Prozessbeginn

Mann soll Stieftochter jahrelang sexuell missbraucht haben

Im Landgericht Duisburg wurde am Donnerstag die Anklageschrift verlesen.

Im Landgericht Duisburg wurde am Donnerstag die Anklageschrift verlesen.

Foto: Christophe Gateau

Duisburg/Mülheim.   Ein 48-jähriger Mülheimer soll seine Stieftochter regelmäßig sexuell missbraucht haben. Die Anklage spricht von besonders schwerem Missbrauch.

Über Jahre soll ein 48-jähriger Mann in Mülheim seine Stieftochter sexuell missbraucht haben. Die Anklageschrift listet insgesamt 22 Fälle auf, die sich zwischen März 2015 und März 2017 in der damaligen Wohnung der Familie in Speldorf ereignet haben sollen. Zu Beginn der Taten soll die Stieftochter elf Jahre alt gewesen sein. Die Frau des Angeklagten hatte das Mädchen mit in die Ehe gebracht. Danach bekam das Paar noch vier gemeinsame Kinder.
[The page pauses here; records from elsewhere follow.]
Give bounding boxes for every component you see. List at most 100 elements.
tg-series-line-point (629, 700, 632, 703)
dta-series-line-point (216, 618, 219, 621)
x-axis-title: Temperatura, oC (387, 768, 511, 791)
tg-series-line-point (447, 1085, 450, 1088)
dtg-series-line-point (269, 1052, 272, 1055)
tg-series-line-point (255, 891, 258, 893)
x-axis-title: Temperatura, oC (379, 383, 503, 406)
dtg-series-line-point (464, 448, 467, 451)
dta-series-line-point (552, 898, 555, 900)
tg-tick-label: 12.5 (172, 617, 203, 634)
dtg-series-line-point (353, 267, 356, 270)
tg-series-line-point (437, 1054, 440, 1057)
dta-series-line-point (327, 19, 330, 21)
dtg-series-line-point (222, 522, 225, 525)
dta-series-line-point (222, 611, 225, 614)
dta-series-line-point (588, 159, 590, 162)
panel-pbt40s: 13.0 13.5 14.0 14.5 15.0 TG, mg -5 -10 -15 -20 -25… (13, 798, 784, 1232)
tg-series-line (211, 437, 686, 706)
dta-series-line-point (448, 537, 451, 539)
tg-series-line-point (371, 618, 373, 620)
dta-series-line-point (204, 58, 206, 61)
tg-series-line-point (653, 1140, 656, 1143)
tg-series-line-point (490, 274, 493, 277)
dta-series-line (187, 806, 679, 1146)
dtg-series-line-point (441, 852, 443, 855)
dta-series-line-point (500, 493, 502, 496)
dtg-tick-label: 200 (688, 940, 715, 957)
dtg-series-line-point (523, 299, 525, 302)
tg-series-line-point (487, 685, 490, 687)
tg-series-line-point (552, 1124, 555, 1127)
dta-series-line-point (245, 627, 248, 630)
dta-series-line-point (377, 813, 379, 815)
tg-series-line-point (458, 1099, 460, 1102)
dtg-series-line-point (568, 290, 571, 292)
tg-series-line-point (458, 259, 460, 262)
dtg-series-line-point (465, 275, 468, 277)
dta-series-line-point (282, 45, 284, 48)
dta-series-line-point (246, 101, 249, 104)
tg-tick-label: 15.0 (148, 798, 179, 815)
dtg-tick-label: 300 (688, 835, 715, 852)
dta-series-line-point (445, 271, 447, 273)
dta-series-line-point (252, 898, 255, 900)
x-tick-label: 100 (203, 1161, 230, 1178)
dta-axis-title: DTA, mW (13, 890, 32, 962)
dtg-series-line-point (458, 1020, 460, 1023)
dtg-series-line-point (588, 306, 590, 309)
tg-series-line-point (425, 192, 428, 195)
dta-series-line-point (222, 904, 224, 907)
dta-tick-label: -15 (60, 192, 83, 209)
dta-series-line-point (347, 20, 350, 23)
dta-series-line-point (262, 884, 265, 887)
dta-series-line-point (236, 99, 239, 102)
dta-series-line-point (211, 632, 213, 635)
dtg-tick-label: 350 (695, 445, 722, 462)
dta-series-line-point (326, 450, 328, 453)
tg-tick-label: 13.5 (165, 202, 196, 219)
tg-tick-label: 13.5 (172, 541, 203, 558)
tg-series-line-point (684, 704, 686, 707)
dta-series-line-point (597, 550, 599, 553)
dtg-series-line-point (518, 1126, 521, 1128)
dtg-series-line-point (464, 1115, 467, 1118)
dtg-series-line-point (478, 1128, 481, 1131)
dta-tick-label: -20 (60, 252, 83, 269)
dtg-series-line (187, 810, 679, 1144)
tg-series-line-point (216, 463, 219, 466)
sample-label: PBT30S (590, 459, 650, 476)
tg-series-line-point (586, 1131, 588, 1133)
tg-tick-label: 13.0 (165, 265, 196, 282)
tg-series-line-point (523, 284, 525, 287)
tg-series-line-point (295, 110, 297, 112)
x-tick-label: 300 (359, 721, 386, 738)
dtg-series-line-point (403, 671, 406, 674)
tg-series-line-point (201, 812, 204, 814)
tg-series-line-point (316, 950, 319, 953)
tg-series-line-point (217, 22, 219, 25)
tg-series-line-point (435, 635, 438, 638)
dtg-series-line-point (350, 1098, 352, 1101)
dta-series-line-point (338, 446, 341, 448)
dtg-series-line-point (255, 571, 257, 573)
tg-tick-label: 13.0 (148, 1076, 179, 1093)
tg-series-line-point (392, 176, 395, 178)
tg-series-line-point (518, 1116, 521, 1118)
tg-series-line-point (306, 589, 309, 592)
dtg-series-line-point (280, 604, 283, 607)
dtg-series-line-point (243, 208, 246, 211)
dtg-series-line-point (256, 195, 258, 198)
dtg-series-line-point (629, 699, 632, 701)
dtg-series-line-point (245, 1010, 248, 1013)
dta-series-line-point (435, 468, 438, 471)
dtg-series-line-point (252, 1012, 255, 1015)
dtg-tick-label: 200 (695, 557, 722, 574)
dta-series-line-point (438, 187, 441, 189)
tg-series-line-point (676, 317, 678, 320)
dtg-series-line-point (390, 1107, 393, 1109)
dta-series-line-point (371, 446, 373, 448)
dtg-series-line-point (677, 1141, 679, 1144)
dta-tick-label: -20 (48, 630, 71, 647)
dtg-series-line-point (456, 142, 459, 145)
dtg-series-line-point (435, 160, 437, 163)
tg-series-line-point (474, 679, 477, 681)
Zu dem ersten Übergriff soll es im Frühjahr 2015 gekommen sein, als die Mutter des Kindes in der Badewanne saß. Der Angeklagte soll das Kind im Intimbereich angefasst haben. Ähnliche Übergriffe, welche die Staatsanwaltschaft als besonders schwere Fälle des sexuellen Missbrauchs wertet, sollen sich danach beinahe monatlich wiederholt haben. Gegen bestimmte Sex-Spielarten hatte sich die Geschädigte laut Anklage allerdings erfolgreich durch Fußtritte wehren können. Mehrfach soll der Stiefvater sich in Gegenwart des Mädchens auch selbst befriedigt haben.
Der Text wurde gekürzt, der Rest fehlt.